I attempted to clean the condenser up front but 300k+ highway miles will leave 90% bugs and dents on the front, and it wasn’t very effective. I know there are stronger cleaners out there, but I opted to just get a replacement condenser unit since it was like $50. You’ll want to get a new dryer and an o-ring set while you’re at it.
I ended up getting a recovery machine, cylinder, and scale off Amazon and recovered the refrigerant, and was interested to find that the charge was actually quite low. Local shops wanted some absurd amount of money to recover the refrigerant (like $120). From what I’ve told all compressors will leak a marginal amount of refrigerant over the life of the car (some say up to 1 oz per year). The system capacity is 21.2-22.9 oz of refrigerant and I only removed about 11.8 oz for a 2002 MY. Unclear when/if it was last serviced.
The condenser replacement was pretty straightforward: after removing the bumper, there are two clamps on the front of the condenser and then it pops out. I was able to get the condenser out without removing the radiator or hoses by undoing those clamps and pushing it towards the engine — the condenser was pretty thin after the clamps are removed. After that I added a little over an ounce of PAG46 oil to the system to make up for the stuff trapped in the condenser when it was replaced.
After that I replaced all the o-rings involved in the replacement, vacuumed the system, and recharged with just shy of two 12 oz cans. While I was in there I also replaced the cabin air filter (and there was like half a tree worth of seeds inside that poor box). A quick leak check shows everything holding just fine.
The high pressure is now reading 120 psi with much better performance, which aligns pretty much spot on with the manufacturer recommendations (this is a great article)

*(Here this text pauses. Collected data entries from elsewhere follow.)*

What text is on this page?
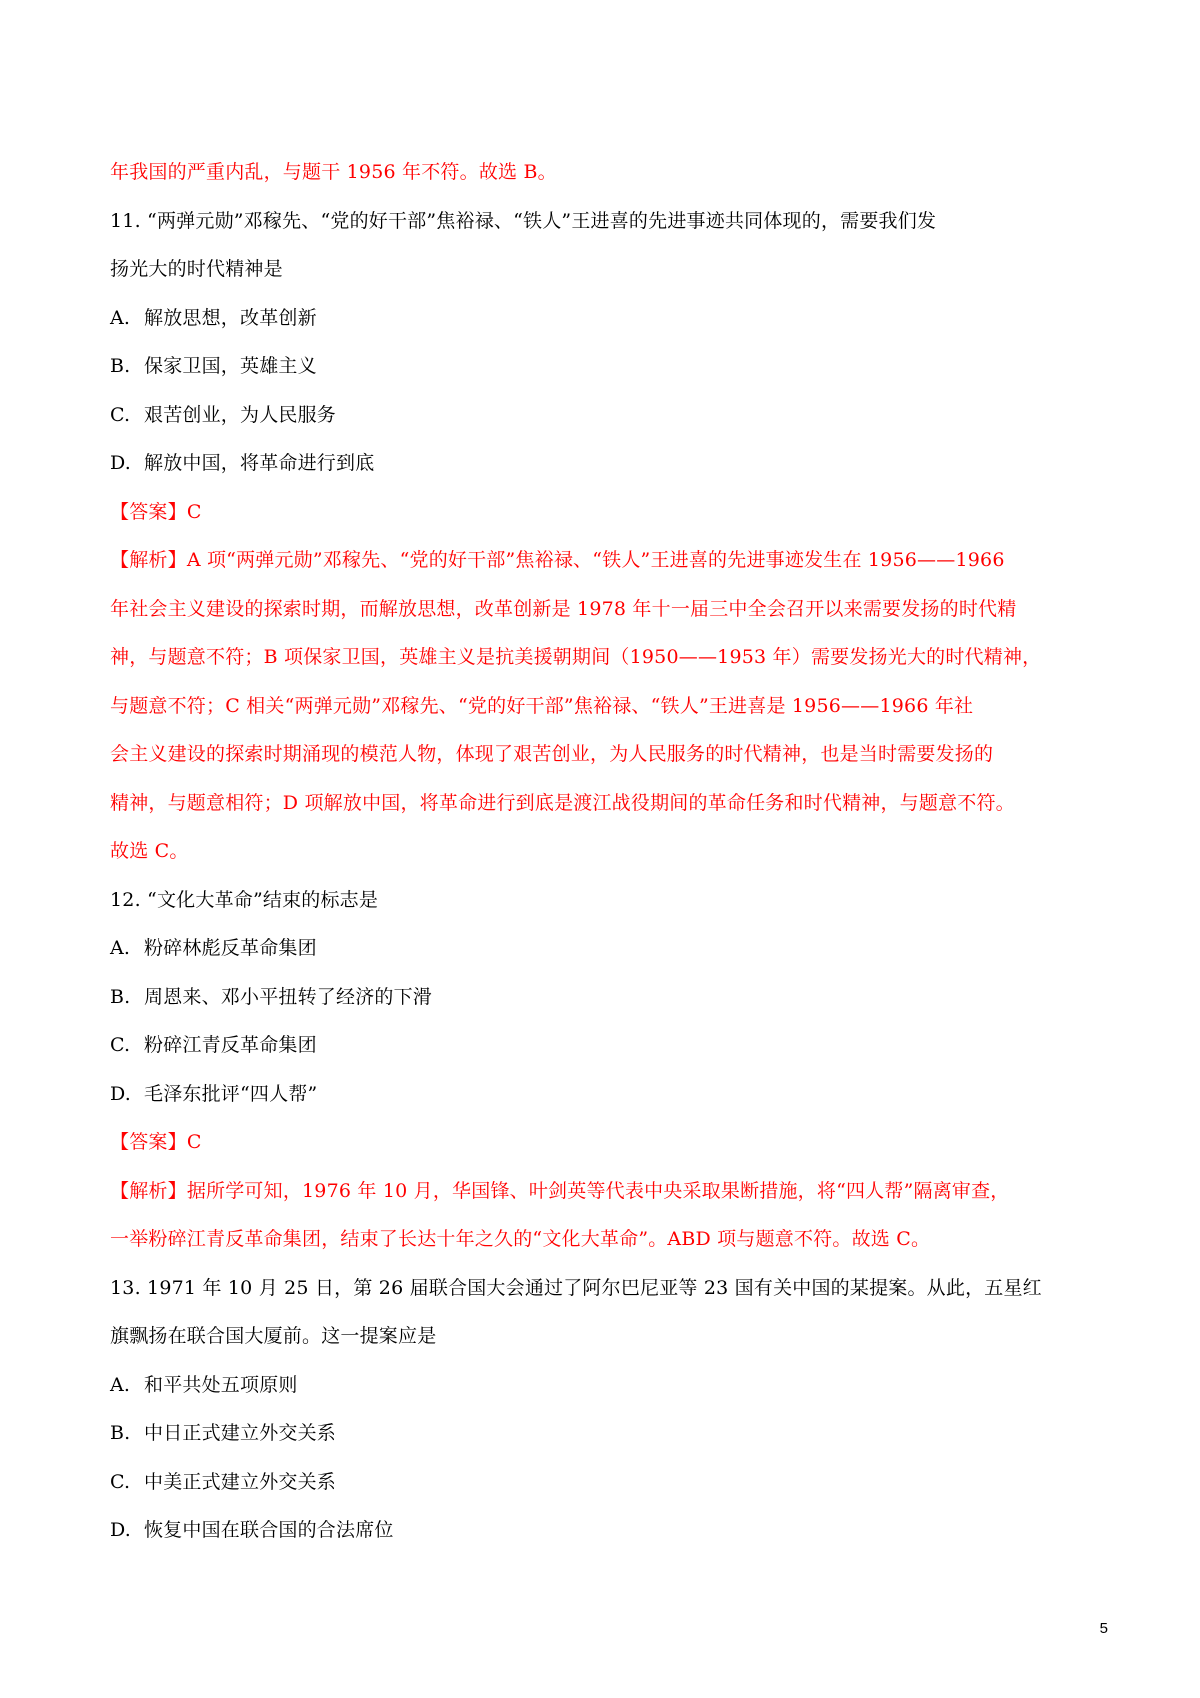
年我国的严重内乱，与题干 1956 年不符。故选 B。
11. “两弹元勋”邓稼先、“党的好干部”焦裕禄、“铁人”王进喜的先进事迹共同体现的，需要我们发
扬光大的时代精神是
A. 解放思想，改革创新
B. 保家卫国，英雄主义
C. 艰苦创业，为人民服务
D. 解放中国，将革命进行到底
【答案】C
【解析】A 项“两弹元勋”邓稼先、“党的好干部”焦裕禄、“铁人”王进喜的先进事迹发生在 1956——1966
年社会主义建设的探索时期，而解放思想，改革创新是 1978 年十一届三中全会召开以来需要发扬的时代精
神，与题意不符；B 项保家卫国，英雄主义是抗美援朝期间（1950——1953 年）需要发扬光大的时代精神，
与题意不符；C 相关“两弹元勋”邓稼先、“党的好干部”焦裕禄、“铁人”王进喜是 1956——1966 年社
会主义建设的探索时期涌现的模范人物，体现了艰苦创业，为人民服务的时代精神，也是当时需要发扬的
精神，与题意相符；D 项解放中国，将革命进行到底是渡江战役期间的革命任务和时代精神，与题意不符。
故选 C。
12. “文化大革命”结束的标志是
A. 粉碎林彪反革命集团
B. 周恩来、邓小平扭转了经济的下滑
C. 粉碎江青反革命集团
D. 毛泽东批评“四人帮”
【答案】C
【解析】据所学可知，1976 年 10 月，华国锋、叶剑英等代表中央采取果断措施，将“四人帮”隔离审查，
一举粉碎江青反革命集团，结束了长达十年之久的“文化大革命”。ABD 项与题意不符。故选 C。
13. 1971 年 10 月 25 日，第 26 届联合国大会通过了阿尔巴尼亚等 23 国有关中国的某提案。从此，五星红
旗飘扬在联合国大厦前。这一提案应是
A. 和平共处五项原则
B. 中日正式建立外交关系
C. 中美正式建立外交关系
D. 恢复中国在联合国的合法席位
5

As a side note, the service manual does recommend replacing the TXV (the expansion valve inside the cabin with the evaporator) when you open the AC system, however it’s a bit of a chore so I wanted to test everything prior to cracking that open and sure enough it’s working quite acceptably. I do have a spare just in case, but I think i’ll leave that for now 🙂
For anyone interested in getting into AC work, there are a lot of great videos by certified AC techs on YouTube which will help you understand procedures, terminology, and best practices. The equipment you need isn’t necessarily cheap but it is quite handy to have since you can use it for all your vehicles.